Like Water for Chocolate by Laura Esquivel
Ita is the youngest daughter of the all-female De La Garza family in turn-of-the-century Mexico, and she lives with them now. She can’t get married because of tradition. She has to look after her mother until she dies. That’s not all. With the magic she puts into her food, Pedro falls in love with her. He then marries her sister in a desperate act of love.
Midnight’s Children by Salman Rushdie
Saleem Sinai is born at the stroke of midnight at the exact moment when India became independent. He is one of 1,001 children born at the same time who each have a special gift. Saleem can communicate with these kids through their minds, but his gift comes with a price. His life will always be linked to his motherland.
Their Eyes Were Watching God by Zora Neale Hurston
As soon as Janie, now 16, is caught kissing shifty Johnny Taylor, her grandmother quickly gets married to an old man with 60 acres. Janie has two stifling relationships before meeting the man of her dreams, who gives her a packet of flower seeds.
The Song of Solomon by Toni Morrison
Morrison has two books on this list, but do they need to be there? They are. The story of Milkman Dead, who was born soon after a local eccentric tried to flee by throwing himself off a rooftop, is told by Morrison in this book. For the rest of his life, Milkman, too, will be obsessed with the need to fly, and he won’t stop.
The Wind-Up Bird Chronicle by Haruki Murakami
To start, a young man named Toru Okada is looking for his wife’s cat in a Tokyo suburb. The Wind-Up Bird Chronicle was originally published in three parts. Soon, he and his wife are looking for each other in a dark place that lies beneath the surface of Tokyo. They meet a strange group of allies and foes.
Nights at the Circus by Angela Carter (1984)
Sophie Fevvers is one of the best acrobats in the world, the star of her circus, and the best in Europe. She is also part woman and part swan. This is also true. As a baby, she was left at a brothel and worked as a living statue street artist. She was born with little nubs of wings on her shoulder blades. Puberty finally comes around, and Sophie’s little nubs turn into beautiful full feathered wings. Her circus career began.
It doesn’t look like journalist Jack Walser is going to believe Sophie’s story for the time being. he wants to find out what he thinks is the real truth about how she’s different from other people. In order to show her, he follows her circus on a tour of Europe that goes from London to St. Petersburg and all the way to Siberia, so that people can see her. Jack is enthralled and desperate for a scoop, so he takes us, the reader, on a wild ride across the country.

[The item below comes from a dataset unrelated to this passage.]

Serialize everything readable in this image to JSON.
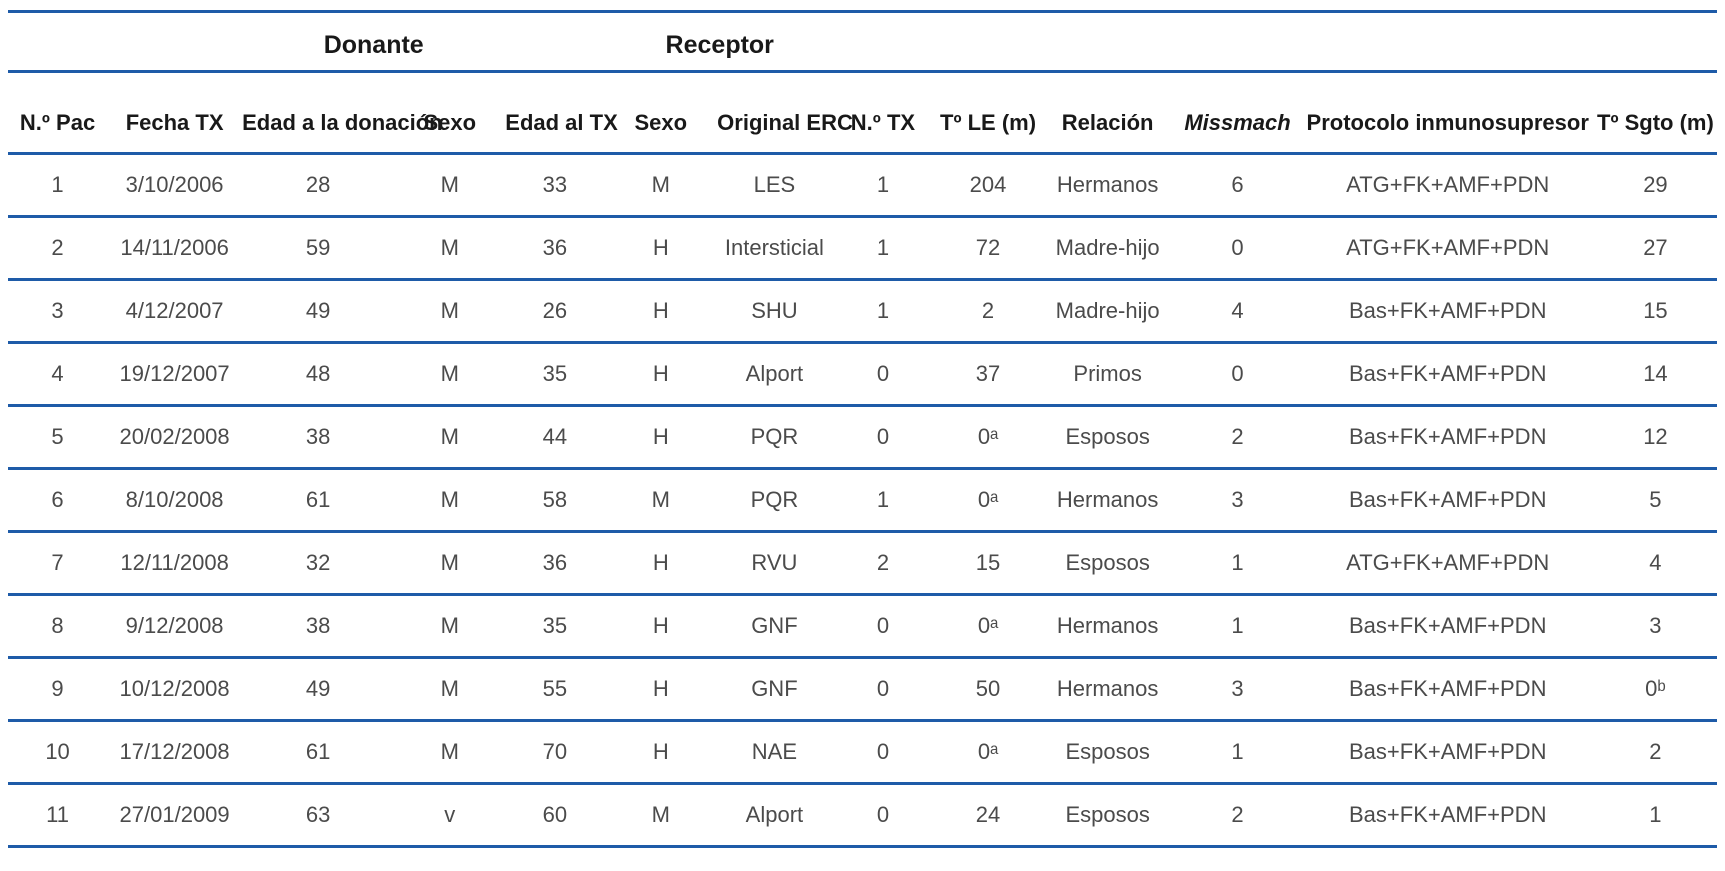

This well-known book was a big hit when it came out in 1984, and it went on to win the James Tait Black Memorial Prize for fiction.

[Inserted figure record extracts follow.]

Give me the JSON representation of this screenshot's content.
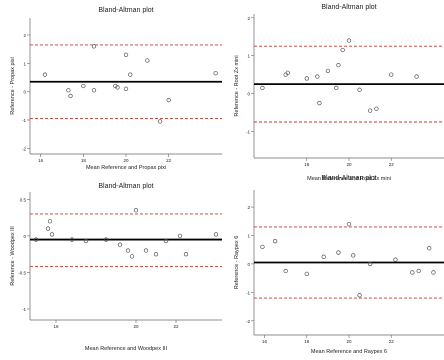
{
  "chart_data": [
    {
      "type": "scatter",
      "title": "Bland-Altman plot",
      "xlabel": "Mean Reference and Propax pixi",
      "ylabel": "Reference - Propax pixi",
      "xlim": [
        15.5,
        24.5
      ],
      "ylim": [
        -2.2,
        2.6
      ],
      "xticks": [
        16,
        18,
        20,
        22
      ],
      "yticks": [
        -2,
        -1,
        0,
        1,
        2
      ],
      "mean_line": 0.35,
      "upper_loa": 1.65,
      "lower_loa": -0.95,
      "points": [
        [
          16.2,
          0.6
        ],
        [
          17.3,
          0.05
        ],
        [
          17.4,
          -0.15
        ],
        [
          18.0,
          0.2
        ],
        [
          18.5,
          1.6
        ],
        [
          18.5,
          0.05
        ],
        [
          19.5,
          0.2
        ],
        [
          19.6,
          0.15
        ],
        [
          20.0,
          1.3
        ],
        [
          20.0,
          0.1
        ],
        [
          20.2,
          0.6
        ],
        [
          21.0,
          1.1
        ],
        [
          21.6,
          -1.05
        ],
        [
          22.0,
          -0.3
        ],
        [
          24.2,
          0.65
        ]
      ],
      "grid": false
    },
    {
      "type": "scatter",
      "title": "Bland-Altman plot",
      "xlabel": "Mean Reference and Root Zx mini",
      "ylabel": "Reference - Root Zx mini",
      "xlim": [
        15.5,
        24.5
      ],
      "ylim": [
        -1.7,
        2.1
      ],
      "xticks": [
        18,
        20,
        22
      ],
      "yticks": [
        -1,
        0,
        1,
        2
      ],
      "mean_line": 0.25,
      "upper_loa": 1.25,
      "lower_loa": -0.75,
      "points": [
        [
          15.9,
          0.15
        ],
        [
          17.0,
          0.5
        ],
        [
          17.1,
          0.55
        ],
        [
          18.0,
          0.4
        ],
        [
          18.5,
          0.45
        ],
        [
          18.6,
          -0.25
        ],
        [
          19.0,
          0.6
        ],
        [
          19.4,
          0.15
        ],
        [
          19.5,
          0.75
        ],
        [
          19.7,
          1.15
        ],
        [
          20.0,
          1.4
        ],
        [
          20.5,
          0.1
        ],
        [
          21.0,
          -0.45
        ],
        [
          21.3,
          -0.4
        ],
        [
          22.0,
          0.5
        ],
        [
          23.2,
          0.45
        ]
      ],
      "grid": false
    },
    {
      "type": "scatter",
      "title": "Bland-Altman plot",
      "xlabel": "Mean Reference and Woodpex III",
      "ylabel": "Reference - Woodpex III",
      "xlim": [
        14.7,
        24.3
      ],
      "ylim": [
        -1.15,
        0.6
      ],
      "xticks": [
        16,
        20,
        22
      ],
      "yticks": [
        -1.0,
        -0.5,
        0.0,
        0.5
      ],
      "mean_line": -0.05,
      "upper_loa": 0.3,
      "lower_loa": -0.42,
      "points": [
        [
          15.0,
          -0.05
        ],
        [
          15.6,
          0.1
        ],
        [
          15.7,
          0.2
        ],
        [
          15.8,
          0.02
        ],
        [
          16.8,
          -0.05
        ],
        [
          17.5,
          -0.07
        ],
        [
          18.5,
          -0.05
        ],
        [
          19.2,
          -0.12
        ],
        [
          19.6,
          -0.2
        ],
        [
          19.8,
          -0.28
        ],
        [
          20.0,
          0.35
        ],
        [
          20.5,
          -0.2
        ],
        [
          21.0,
          -0.25
        ],
        [
          21.5,
          -0.07
        ],
        [
          22.2,
          0.0
        ],
        [
          22.5,
          -0.25
        ],
        [
          24.0,
          0.02
        ]
      ],
      "grid": false
    },
    {
      "type": "scatter",
      "title": "Bland-Altman plot",
      "xlabel": "Mean Reference and Raypex 6",
      "ylabel": "Reference - Raypex 6",
      "xlim": [
        15.5,
        24.5
      ],
      "ylim": [
        -2.5,
        2.6
      ],
      "xticks": [
        16,
        18,
        20,
        22
      ],
      "yticks": [
        -2,
        -1,
        0,
        1,
        2
      ],
      "mean_line": 0.05,
      "upper_loa": 1.3,
      "lower_loa": -1.2,
      "points": [
        [
          15.9,
          0.6
        ],
        [
          16.5,
          0.8
        ],
        [
          17.0,
          -0.25
        ],
        [
          18.0,
          -0.35
        ],
        [
          18.8,
          0.25
        ],
        [
          19.5,
          0.4
        ],
        [
          20.0,
          1.4
        ],
        [
          20.2,
          0.3
        ],
        [
          20.5,
          -1.1
        ],
        [
          21.0,
          0.0
        ],
        [
          22.2,
          0.15
        ],
        [
          23.0,
          -0.3
        ],
        [
          23.3,
          -0.25
        ],
        [
          24.0,
          -0.3
        ],
        [
          23.8,
          0.55
        ]
      ],
      "grid": false
    }
  ],
  "colors": {
    "mean_line": "#000000",
    "loa_line": "#c0392b",
    "points": "#555555",
    "axis": "#666666",
    "text": "#222222"
  }
}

Kafka on the Shore by Haruki Murakami (2002)
Murakami’s Kafka on the Shore is about two very different people whose lives seem to be linked together in a mysterious way. Kafka is a teenager who has run away from home after living as a shadow in his father’s house for years. He is now living on his own. A good turn of events leads him to a library, and there, he meets an assistant named Oshima. He doesn’t have a friend in the world until a good turn of events leads him there.

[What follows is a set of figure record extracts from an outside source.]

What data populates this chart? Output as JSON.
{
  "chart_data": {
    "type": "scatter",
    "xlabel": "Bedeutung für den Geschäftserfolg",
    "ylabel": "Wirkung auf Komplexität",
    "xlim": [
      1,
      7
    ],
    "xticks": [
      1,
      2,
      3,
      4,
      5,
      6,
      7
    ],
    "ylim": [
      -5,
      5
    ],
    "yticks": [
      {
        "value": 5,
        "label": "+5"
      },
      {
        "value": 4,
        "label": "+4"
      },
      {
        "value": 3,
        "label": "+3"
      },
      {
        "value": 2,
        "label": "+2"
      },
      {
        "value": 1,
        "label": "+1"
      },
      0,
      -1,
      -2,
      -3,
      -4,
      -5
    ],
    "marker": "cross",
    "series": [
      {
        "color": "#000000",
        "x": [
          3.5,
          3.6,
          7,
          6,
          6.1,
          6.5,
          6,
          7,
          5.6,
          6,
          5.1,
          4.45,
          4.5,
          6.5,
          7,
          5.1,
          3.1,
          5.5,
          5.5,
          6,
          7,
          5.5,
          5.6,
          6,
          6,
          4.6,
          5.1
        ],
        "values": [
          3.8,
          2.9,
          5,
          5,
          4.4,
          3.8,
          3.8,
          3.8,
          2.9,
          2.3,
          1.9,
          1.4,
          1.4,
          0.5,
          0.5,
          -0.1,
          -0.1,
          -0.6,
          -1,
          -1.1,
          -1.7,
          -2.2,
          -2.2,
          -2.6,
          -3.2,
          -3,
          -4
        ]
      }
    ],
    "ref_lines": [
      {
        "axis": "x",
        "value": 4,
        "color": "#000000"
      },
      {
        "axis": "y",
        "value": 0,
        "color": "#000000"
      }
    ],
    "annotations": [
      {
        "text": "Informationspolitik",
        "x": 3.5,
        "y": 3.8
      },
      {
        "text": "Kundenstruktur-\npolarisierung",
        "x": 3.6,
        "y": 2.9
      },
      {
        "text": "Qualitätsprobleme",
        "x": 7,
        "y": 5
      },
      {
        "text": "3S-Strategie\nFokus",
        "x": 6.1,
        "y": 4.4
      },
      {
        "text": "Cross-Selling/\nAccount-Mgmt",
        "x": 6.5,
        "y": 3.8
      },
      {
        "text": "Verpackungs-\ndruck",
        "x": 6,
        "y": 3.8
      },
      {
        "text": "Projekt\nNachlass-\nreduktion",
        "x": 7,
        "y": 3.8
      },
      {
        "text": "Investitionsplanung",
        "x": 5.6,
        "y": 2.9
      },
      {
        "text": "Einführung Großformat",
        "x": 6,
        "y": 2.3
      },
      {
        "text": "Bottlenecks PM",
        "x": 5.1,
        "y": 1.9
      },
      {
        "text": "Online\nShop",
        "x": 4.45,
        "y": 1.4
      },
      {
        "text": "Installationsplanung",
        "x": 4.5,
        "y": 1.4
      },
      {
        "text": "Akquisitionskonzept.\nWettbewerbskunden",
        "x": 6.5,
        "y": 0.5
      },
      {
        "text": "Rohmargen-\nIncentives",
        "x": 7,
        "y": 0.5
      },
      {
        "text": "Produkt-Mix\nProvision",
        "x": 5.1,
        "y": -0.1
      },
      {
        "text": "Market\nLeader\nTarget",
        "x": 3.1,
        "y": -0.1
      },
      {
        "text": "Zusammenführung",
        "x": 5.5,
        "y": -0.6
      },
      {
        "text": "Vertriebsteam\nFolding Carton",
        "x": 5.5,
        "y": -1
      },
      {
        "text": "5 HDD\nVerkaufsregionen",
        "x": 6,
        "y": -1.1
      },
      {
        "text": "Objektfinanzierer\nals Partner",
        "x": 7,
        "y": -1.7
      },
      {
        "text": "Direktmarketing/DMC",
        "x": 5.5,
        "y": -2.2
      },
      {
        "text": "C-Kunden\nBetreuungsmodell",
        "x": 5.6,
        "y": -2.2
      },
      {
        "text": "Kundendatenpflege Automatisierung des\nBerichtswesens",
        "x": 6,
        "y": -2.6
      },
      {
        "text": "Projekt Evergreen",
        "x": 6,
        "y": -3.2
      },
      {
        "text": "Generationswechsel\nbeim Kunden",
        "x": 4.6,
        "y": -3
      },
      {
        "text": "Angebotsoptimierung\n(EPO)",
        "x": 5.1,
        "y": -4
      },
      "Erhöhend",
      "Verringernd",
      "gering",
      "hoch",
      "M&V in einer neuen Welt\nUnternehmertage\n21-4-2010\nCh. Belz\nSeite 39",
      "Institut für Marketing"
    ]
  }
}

Nakata, an old man with learning disabilities, is happy living in a suburb of Tokyo. He spends most of his time talking to the cats in the area, and he sometimes helps them get back together with their owners for a small fee. It turns out that one day, when he goes to save a feline friend, he ends up at a grisly murder scene. As the story progresses, Kafka and Nataka become mysteriously attracted to each other as they travel through their own worlds, which are meant to be linked together in the end.